My work is never a burden to me, but someone made it so. I've never complain when it comes to helping others out while having so much in my plate because I believe that one day they will help me too. It was so stupid of me to think that because how much can someone who is not in your field can help you? Not of these people now my working process because there are not doing what I'm doing. Not that I'm saying I'm doing more work than other people or I'm suggesting that my work is super hard and important. All roles and work are equally important and that is why I'm having a hard time to seek help from others because I know how overwhelming people can be when we ask them for help.
I'm not trying to play the victim card or blaming people for my stress but is it really my fault when people started to abuse me just because I said I love to create content?

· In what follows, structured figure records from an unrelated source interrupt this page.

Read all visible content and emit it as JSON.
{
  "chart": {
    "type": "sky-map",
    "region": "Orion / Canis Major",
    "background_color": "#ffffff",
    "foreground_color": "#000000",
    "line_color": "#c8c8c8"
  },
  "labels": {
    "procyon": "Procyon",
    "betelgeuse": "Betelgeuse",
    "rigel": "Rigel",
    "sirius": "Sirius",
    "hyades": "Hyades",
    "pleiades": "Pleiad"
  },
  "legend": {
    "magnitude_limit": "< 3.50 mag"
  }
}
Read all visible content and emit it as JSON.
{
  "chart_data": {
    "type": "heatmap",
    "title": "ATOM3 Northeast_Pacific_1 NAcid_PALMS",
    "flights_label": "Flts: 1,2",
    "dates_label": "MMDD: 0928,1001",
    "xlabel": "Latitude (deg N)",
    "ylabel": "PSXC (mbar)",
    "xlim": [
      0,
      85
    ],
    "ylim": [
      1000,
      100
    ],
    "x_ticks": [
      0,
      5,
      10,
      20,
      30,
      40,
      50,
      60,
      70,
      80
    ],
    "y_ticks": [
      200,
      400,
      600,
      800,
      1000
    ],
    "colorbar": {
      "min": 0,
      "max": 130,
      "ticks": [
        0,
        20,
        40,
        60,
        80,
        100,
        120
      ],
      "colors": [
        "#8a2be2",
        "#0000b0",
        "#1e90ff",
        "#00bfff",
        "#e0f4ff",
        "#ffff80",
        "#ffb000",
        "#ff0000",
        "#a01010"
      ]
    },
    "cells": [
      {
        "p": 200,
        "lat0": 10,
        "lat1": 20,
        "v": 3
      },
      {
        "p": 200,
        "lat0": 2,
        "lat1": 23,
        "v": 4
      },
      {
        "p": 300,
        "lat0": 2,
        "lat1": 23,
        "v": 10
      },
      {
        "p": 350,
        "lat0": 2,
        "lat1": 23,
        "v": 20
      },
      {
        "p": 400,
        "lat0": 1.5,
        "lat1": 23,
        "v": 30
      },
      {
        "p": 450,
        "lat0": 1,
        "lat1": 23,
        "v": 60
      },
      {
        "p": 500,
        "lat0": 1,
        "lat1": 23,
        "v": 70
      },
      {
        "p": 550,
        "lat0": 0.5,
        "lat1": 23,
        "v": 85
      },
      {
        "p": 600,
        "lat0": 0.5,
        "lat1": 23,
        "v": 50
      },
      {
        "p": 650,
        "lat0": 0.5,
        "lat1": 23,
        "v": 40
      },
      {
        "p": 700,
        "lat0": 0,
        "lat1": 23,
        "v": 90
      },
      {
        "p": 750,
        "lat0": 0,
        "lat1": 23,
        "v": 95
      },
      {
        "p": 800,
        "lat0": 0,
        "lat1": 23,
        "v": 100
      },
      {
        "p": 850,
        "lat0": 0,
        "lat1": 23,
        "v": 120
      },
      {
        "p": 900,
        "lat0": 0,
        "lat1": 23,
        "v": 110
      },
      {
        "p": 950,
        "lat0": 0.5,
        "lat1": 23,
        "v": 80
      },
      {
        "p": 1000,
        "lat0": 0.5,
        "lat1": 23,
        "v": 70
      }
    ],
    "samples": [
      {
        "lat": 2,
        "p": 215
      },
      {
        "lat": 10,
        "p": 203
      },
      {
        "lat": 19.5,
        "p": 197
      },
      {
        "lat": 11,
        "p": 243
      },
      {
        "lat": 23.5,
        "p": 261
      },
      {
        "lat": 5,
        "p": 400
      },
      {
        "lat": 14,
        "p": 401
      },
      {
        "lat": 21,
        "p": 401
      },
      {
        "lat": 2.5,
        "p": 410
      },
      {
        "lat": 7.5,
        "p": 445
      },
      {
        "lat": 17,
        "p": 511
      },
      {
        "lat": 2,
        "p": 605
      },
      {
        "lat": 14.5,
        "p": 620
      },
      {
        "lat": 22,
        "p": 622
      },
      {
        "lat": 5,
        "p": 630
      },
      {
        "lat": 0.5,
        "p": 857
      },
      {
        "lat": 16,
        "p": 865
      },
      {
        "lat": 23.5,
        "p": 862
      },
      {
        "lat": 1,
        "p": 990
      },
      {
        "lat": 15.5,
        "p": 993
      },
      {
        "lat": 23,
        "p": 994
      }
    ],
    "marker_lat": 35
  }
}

Just because they know creating content is something I love doing so they think it is okay to put all the content work on my shoulder without even thinking that I might have too much? So is it wrong for me to feel burden now? Because I am and I'm don't even treat my work as a burden before.
So for people to tell me that I should see every task is a learning process and treat it as a challenge. How about I challenge you to come up with 4 Blog post/Articles, 4 self produced videos, 20+ visuals with captions, reach out to at least 25 parents, get at least 20 activities to sponsor parents, analyzing your content performance while 'unwillingly volunteering' to manage another company's social media accounts in a month. Maybe I'm not as competent as you are and perhaps you can do a better job than myself. Try to do all of that in a month a let me know if you can treat work not as burden to you?
P/S: All I ever wanted was a person, not two but just one person who I can work with full time!